Un gigantesco despliegue de inteligencia de la PDI culminó con el arresto de 20 integrantes de una organización criminal dedicada al robo de cobre y baterías de litio. El grupo perpetró más de 67 atracos en zonas aisladas de Los Andes y San Felipe, generando pérdidas que superan los 744 millones de pesos y amenazando la conectividad del valle.

Un sabotaje tecnológico en la frontera interior

Las provincias interiores de la región vieron desarticulada a una de las redes mafiosas más destructivas y lucrativas en materia de robo de metales y tecnología estratégica del último tiempo. Tras un año de intensos rastreos de análisis criminal, escuchas telefónicas y seguimiento de rutas logísticas, la Policía de Investigaciones (PDI) desplegó un masivo operativo de allanamiento simultáneo que terminó con la captura de 20 personas asociadas formalmente a los delitos de robo en lugar no habitado y asociación criminal. Los delincuentes operaban con precisión militar: localizaban antenas de telefonía e instalaciones eléctricas aisladas del radio urbano, vulneraban los portones perimetrales de seguridad y sustraían en pocos minutos baterías de litio, transformadores, paneles fotovoltaicos, convertidores de energía y kilométricos cables de cobre puro.

El balance entregado por el prefecto provincial de Los Andes, Mauricio Villanueva, da cuenta del tremendo daño socioeconómico detrás de las operaciones delictuales. Los investigadores lograron comprobar la participación directa de la banda en al menos 67 hechos delictivos concretados entre los meses de abril y junio de este año, arrastrando un perjuicio económico consolidado de $744 millones de pesos que afectó la continuidad operacional de más de 10 grandes corporaciones de telecomunicaciones del país.
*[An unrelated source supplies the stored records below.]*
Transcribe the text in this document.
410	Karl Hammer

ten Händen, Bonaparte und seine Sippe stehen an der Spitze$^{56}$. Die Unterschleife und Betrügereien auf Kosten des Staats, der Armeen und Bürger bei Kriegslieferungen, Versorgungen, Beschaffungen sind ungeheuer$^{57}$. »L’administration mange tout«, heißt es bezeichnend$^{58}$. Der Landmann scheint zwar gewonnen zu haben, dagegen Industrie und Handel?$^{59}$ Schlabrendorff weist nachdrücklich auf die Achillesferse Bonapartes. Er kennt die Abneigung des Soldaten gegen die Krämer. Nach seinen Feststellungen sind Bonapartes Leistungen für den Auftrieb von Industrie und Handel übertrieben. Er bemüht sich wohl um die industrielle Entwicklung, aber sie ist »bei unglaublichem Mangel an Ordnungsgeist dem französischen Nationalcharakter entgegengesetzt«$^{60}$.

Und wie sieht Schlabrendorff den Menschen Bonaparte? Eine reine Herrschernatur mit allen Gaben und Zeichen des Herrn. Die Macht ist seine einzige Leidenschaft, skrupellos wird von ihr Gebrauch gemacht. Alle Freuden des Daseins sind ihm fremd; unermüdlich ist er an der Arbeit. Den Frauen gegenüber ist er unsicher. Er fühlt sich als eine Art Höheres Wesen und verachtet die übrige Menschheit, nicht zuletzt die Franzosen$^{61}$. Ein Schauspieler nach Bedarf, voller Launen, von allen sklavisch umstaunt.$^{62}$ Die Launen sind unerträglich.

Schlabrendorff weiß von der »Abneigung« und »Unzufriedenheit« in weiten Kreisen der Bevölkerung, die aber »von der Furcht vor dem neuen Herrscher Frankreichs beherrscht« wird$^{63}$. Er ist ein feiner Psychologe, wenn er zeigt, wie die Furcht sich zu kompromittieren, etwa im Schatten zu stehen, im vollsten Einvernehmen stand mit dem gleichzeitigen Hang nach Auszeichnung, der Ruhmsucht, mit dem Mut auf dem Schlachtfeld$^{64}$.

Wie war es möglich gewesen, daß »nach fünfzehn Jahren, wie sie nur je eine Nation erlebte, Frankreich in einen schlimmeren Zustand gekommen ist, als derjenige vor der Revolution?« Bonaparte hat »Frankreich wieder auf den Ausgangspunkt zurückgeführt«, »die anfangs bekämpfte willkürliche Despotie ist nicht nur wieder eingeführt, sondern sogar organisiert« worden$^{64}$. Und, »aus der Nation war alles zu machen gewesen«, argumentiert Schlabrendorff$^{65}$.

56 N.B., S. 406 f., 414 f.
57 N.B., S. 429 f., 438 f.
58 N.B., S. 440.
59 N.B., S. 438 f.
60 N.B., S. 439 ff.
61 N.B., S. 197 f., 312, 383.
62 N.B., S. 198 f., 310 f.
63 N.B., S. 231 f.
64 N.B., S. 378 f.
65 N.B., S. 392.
La gravedad de los atracos no solo implicaba un costo monetario de reposición; al desvalijar las baterías de respaldo, las antenas quedaban completamente mudas ante cortes de luz, aislando comunicacionalmente a pueblos cordilleranos enteros del Aconcagua ante cualquier emergencia de salud.

Armas y el fantasma del gran golpe a Codelco

Las sorpresas de la redada policial no terminaron con la incautación de las herramientas de oxicorte. Durante el registro de las viviendas, los detectives incautaron un poderoso arsenal integrado por ocho armas de fuego —entre pistolas automáticas y rifles de largo alcance equipados con miras telescópicas de precisión—, cajas de munición de grueso calibre, cerca de dos millones de pesos en dinero efectivo y un acopio de 789 kilos de material de cobre listo para ser fundido y blanqueado en el mercado informal de la chatarra.

El golpe policial de la PDI adquirió ribetes de seguridad nacional luego de que las jefaturas policiales confirmaran un dato sabroso y desconocido de la trastienda de inteligencia. Las escuchas en tiempo real demostraron que la estructura delictiva se encontraba afinando los últimos detalles tácticos para perpetrar un masivo e imprevisto asalto armado contra las bodegas de almacenamiento de metales de la División Andina de Codelco, un millonario golpe que fue frustrado por la irrupción de las patrullas en los cerros de San Felipe. Los 20 imputados enfrentaron extensas audiencias de control de detención, quedando las principales cúpulas bajo prisión preventiva por constituir una amenaza directa para el orden público.

¿Cómo define el Código Penal chileno el delito de “Asociación Criminal”?

En el ordenamiento jurídico de Chile, el delito de asociación criminal sanciona penalmente el solo hecho de organizarse, formar parte o pactar una estructura colectiva con el fin de cometer delitos de forma sistemática y sostenida en el tiempo. A diferencia de la coautoría ordinaria (donde dos delincuentes se juntan transitoriamente para cometer un robo único), la asociación criminal requiere acreditar metodológicamente la existencia de un mando jerárquico determinado, una permanencia temporal estable, una división de funciones especializada entre sus miembros (quienes roban, quienes vigilan, quienes transportan y quienes blanquean las ganancias) y la provisión de medios logísticos o armamentistas comunes, castigándose con penas de presidio efectivas independientes de las sanciones asignadas a los robos individuales perpetrados por la banda.